Selin, gazetecilik peşinde acı çekmiş bir karakter ama İstanbul’a geldiğinde önüne konulan dosyaya yine aynı şehvetle sarılıyor. Bunu bir gazeteci olarak nasıl anlatırsınız? Nedir vazgeçilmez olan?
- Buna ego, mesleki bağımlılık, hayata tutunma, ruhsal bozukluk ya da mani diyebilirsiniz. Mesleğine bağlı bir gazeteci günün her anı o varoluşta yaşar. Arkadaşıyla sohbet ederken bile not tutan gazeteciler tanıyorum. Selin’in birinci romanda haber peşine düşme nedenleriyle ikinci romanda cinayet dosyasını ele alma nedenleri arasında fark var. Birinde yardım etme güdüsüyle süslenmiş haber avlama hırsı öne çıkarken diğerinde hayata tutunma ve kendini sınama derdi var. Bir de tabii kendisinin de sonradan sezeceği intikam duygusu... Selin hayatındaki hataları ve eksiklikleri gazetecilik yöntemlerini kullanarak gidermeye çalışıyor bir anlamda.

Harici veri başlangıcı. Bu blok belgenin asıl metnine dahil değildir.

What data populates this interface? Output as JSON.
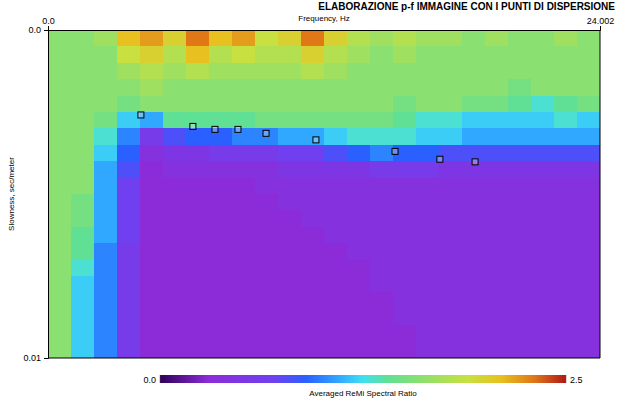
{
  "chart_data": {
    "type": "heatmap",
    "title": "ELABORAZIONE p-f IMMAGINE CON I PUNTI DI DISPERSIONE",
    "x_label": "Frequency, Hz",
    "y_label": "Slowness, sec/meter",
    "xlim": [
      0,
      24.002
    ],
    "ylim": [
      0,
      0.01
    ],
    "xticks": [
      {
        "value": 0,
        "label": "0.0"
      },
      24.002
    ],
    "yticks": [
      {
        "value": 0,
        "label": "0.0"
      },
      0.01
    ],
    "heatmap": {
      "x_edges": [
        0,
        1,
        2,
        3,
        4,
        5,
        6,
        7,
        8,
        9,
        10,
        11,
        12,
        13,
        14,
        15,
        16,
        17,
        18,
        19,
        20,
        21,
        22,
        23,
        24.002
      ],
      "y_edges": [
        0,
        0.0005,
        0.001,
        0.0015,
        0.002,
        0.0025,
        0.003,
        0.0035,
        0.004,
        0.0045,
        0.005,
        0.0055,
        0.006,
        0.0065,
        0.007,
        0.0075,
        0.008,
        0.0085,
        0.009,
        0.0095,
        0.01
      ],
      "values": [
        [
          1.6,
          1.6,
          1.7,
          2.1,
          2.2,
          2.0,
          2.3,
          2.1,
          2.2,
          1.9,
          2.0,
          2.3,
          2.0,
          1.8,
          1.7,
          1.8,
          1.7,
          1.7,
          1.6,
          1.7,
          1.6,
          1.6,
          1.7,
          1.6
        ],
        [
          1.6,
          1.6,
          1.6,
          1.9,
          2.0,
          1.8,
          2.1,
          1.8,
          1.9,
          1.8,
          1.8,
          2.0,
          1.8,
          1.7,
          1.6,
          1.7,
          1.6,
          1.6,
          1.6,
          1.6,
          1.6,
          1.6,
          1.6,
          1.6
        ],
        [
          1.6,
          1.6,
          1.6,
          1.7,
          1.8,
          1.7,
          1.8,
          1.7,
          1.7,
          1.7,
          1.7,
          1.8,
          1.7,
          1.6,
          1.6,
          1.6,
          1.6,
          1.6,
          1.6,
          1.6,
          1.6,
          1.6,
          1.6,
          1.6
        ],
        [
          1.6,
          1.6,
          1.6,
          1.6,
          1.7,
          1.6,
          1.6,
          1.6,
          1.6,
          1.6,
          1.6,
          1.6,
          1.6,
          1.6,
          1.6,
          1.6,
          1.6,
          1.6,
          1.6,
          1.6,
          1.5,
          1.6,
          1.6,
          1.6
        ],
        [
          1.6,
          1.6,
          1.6,
          1.5,
          1.6,
          1.6,
          1.6,
          1.6,
          1.6,
          1.6,
          1.6,
          1.6,
          1.6,
          1.6,
          1.6,
          1.5,
          1.6,
          1.6,
          1.5,
          1.5,
          1.4,
          1.3,
          1.4,
          1.5
        ],
        [
          1.6,
          1.6,
          1.5,
          1.2,
          1.1,
          1.4,
          1.4,
          1.4,
          1.4,
          1.5,
          1.5,
          1.5,
          1.5,
          1.5,
          1.5,
          1.4,
          1.3,
          1.3,
          1.2,
          1.2,
          1.2,
          1.2,
          1.3,
          1.2
        ],
        [
          1.6,
          1.6,
          1.3,
          1.0,
          0.6,
          0.8,
          0.9,
          0.9,
          1.0,
          1.0,
          1.1,
          1.1,
          1.2,
          1.3,
          1.3,
          1.3,
          1.2,
          1.2,
          1.1,
          1.1,
          1.1,
          1.1,
          1.1,
          1.1
        ],
        [
          1.6,
          1.6,
          1.2,
          0.9,
          0.4,
          0.5,
          0.5,
          0.6,
          0.6,
          0.6,
          0.7,
          0.7,
          0.8,
          0.9,
          1.0,
          0.9,
          0.9,
          0.8,
          0.8,
          0.8,
          0.8,
          0.8,
          0.8,
          0.8
        ],
        [
          1.6,
          1.6,
          1.1,
          0.8,
          0.3,
          0.4,
          0.4,
          0.4,
          0.4,
          0.4,
          0.5,
          0.5,
          0.5,
          0.5,
          0.6,
          0.6,
          0.6,
          0.5,
          0.5,
          0.5,
          0.5,
          0.5,
          0.5,
          0.5
        ],
        [
          1.6,
          1.6,
          1.1,
          0.7,
          0.3,
          0.3,
          0.3,
          0.3,
          0.3,
          0.4,
          0.4,
          0.4,
          0.4,
          0.4,
          0.4,
          0.4,
          0.4,
          0.4,
          0.4,
          0.4,
          0.4,
          0.4,
          0.4,
          0.4
        ],
        [
          1.6,
          1.5,
          1.1,
          0.7,
          0.3,
          0.3,
          0.3,
          0.3,
          0.3,
          0.3,
          0.4,
          0.4,
          0.4,
          0.4,
          0.4,
          0.4,
          0.4,
          0.4,
          0.4,
          0.4,
          0.4,
          0.4,
          0.4,
          0.4
        ],
        [
          1.6,
          1.5,
          1.1,
          0.7,
          0.3,
          0.3,
          0.3,
          0.3,
          0.3,
          0.3,
          0.3,
          0.4,
          0.4,
          0.4,
          0.4,
          0.4,
          0.4,
          0.4,
          0.4,
          0.4,
          0.4,
          0.4,
          0.4,
          0.4
        ],
        [
          1.6,
          1.4,
          1.1,
          0.7,
          0.3,
          0.3,
          0.3,
          0.3,
          0.3,
          0.3,
          0.3,
          0.3,
          0.4,
          0.4,
          0.4,
          0.4,
          0.4,
          0.4,
          0.4,
          0.4,
          0.4,
          0.4,
          0.4,
          0.4
        ],
        [
          1.6,
          1.4,
          1.0,
          0.6,
          0.3,
          0.3,
          0.3,
          0.3,
          0.3,
          0.3,
          0.3,
          0.3,
          0.3,
          0.4,
          0.4,
          0.4,
          0.4,
          0.4,
          0.4,
          0.4,
          0.4,
          0.4,
          0.4,
          0.4
        ],
        [
          1.6,
          1.3,
          1.0,
          0.6,
          0.3,
          0.3,
          0.3,
          0.3,
          0.3,
          0.3,
          0.3,
          0.3,
          0.3,
          0.3,
          0.4,
          0.4,
          0.4,
          0.4,
          0.4,
          0.4,
          0.4,
          0.4,
          0.4,
          0.4
        ],
        [
          1.6,
          1.2,
          1.0,
          0.6,
          0.3,
          0.3,
          0.3,
          0.3,
          0.3,
          0.3,
          0.3,
          0.3,
          0.3,
          0.3,
          0.4,
          0.4,
          0.4,
          0.4,
          0.4,
          0.4,
          0.4,
          0.4,
          0.4,
          0.4
        ],
        [
          1.6,
          1.2,
          1.0,
          0.6,
          0.3,
          0.3,
          0.3,
          0.3,
          0.3,
          0.3,
          0.3,
          0.3,
          0.3,
          0.3,
          0.3,
          0.4,
          0.4,
          0.4,
          0.4,
          0.4,
          0.4,
          0.4,
          0.4,
          0.4
        ],
        [
          1.6,
          1.2,
          1.0,
          0.6,
          0.3,
          0.3,
          0.3,
          0.3,
          0.3,
          0.3,
          0.3,
          0.3,
          0.3,
          0.3,
          0.3,
          0.4,
          0.4,
          0.4,
          0.4,
          0.4,
          0.4,
          0.4,
          0.4,
          0.4
        ],
        [
          1.6,
          1.2,
          1.0,
          0.6,
          0.3,
          0.3,
          0.3,
          0.3,
          0.3,
          0.3,
          0.3,
          0.3,
          0.3,
          0.3,
          0.3,
          0.3,
          0.4,
          0.4,
          0.4,
          0.4,
          0.4,
          0.4,
          0.4,
          0.4
        ],
        [
          1.6,
          1.2,
          1.0,
          0.6,
          0.3,
          0.3,
          0.3,
          0.3,
          0.3,
          0.3,
          0.3,
          0.3,
          0.3,
          0.3,
          0.3,
          0.3,
          0.4,
          0.4,
          0.4,
          0.4,
          0.4,
          0.4,
          0.4,
          0.4
        ]
      ]
    },
    "colorbar": {
      "range": [
        0,
        2.5
      ],
      "ticks": [
        {
          "value": 0,
          "label": "0.0"
        },
        2.5
      ],
      "label": "Averaged ReMi Spectral Ratio"
    },
    "series": [
      {
        "type": "scatter",
        "marker": "square",
        "color": "#000000",
        "x": [
          4.04,
          6.3,
          7.26,
          8.26,
          9.48,
          11.65,
          15.09,
          17.04,
          18.57
        ],
        "values": [
          0.00259,
          0.00294,
          0.00303,
          0.00303,
          0.00315,
          0.00335,
          0.0037,
          0.00394,
          0.00402
        ]
      }
    ]
  }
}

Kitabın sonunda uzunca bir teşekkür listeniz var. Ve bu listede eski cinayet büro şefi Mesut Demirbilek ve ismi sizde saklı bir MİT yetkilisi dikkat çekiyor. Ne tür bir yardım aldınız?
- Eski emniyet dedektifi Mesut Demirbilek ile cinayet işleme yöntemlerinde kadın ve erkekler arasındaki farkları konuştuk. Kadınların çoğunlukla zehir, bıçak ve silah gibi yöntemleri tercih ettiğini öğrendim mesela. Kadınların daha soğukkanlı ve planlı cinayet işlediklerini ya da işlettiklerini de anlattı. Çözdüğü kimi cinayetlerden de örnekler verdi. MİT yetkilisiyleyse teşkilatın üzerinde çalıştığı ana konuları, radikal dinci örgütlerin yapılanmaları, muhbirler, ajanlar ve personelin işe alınma ve çalışma yöntemlerini konuştuk. Güvenlik açısından sakıncalı olabilecek konulardaki sorularım yanıtsız kaldı elbette. Yoksa onların haberini okuyor olurdunuz.
Selin Uygar’ın iki kitabı oldu, maceraları devam edecek mi?
- Evet. Selin’in üçüncü macerasında büyük değişiklikler planlıyorum. Karakterde önemli bir dönüşüme tanık olabiliriz.
KİMDİR?
Elçin Poyrazlar, ODTÜ İşletme Bölümü’nden mezun oldu. Belçika’da AB ve uluslararası ilişkiler üzerine yüksek lisans yaptı. Brüksel’de ekonomi-politika doktorasını yaparken gazeteciliğe başladı. Cumhuriyet, TimeOut, Huffington Post, Vocativ ve BBC Türkçe gibi yayın kuruluşları için çalıştı. İlk polisiye romanı ‘Gazetecinin Ölümü’ 2014 yılında çıktı. Londra’da yaşıyor.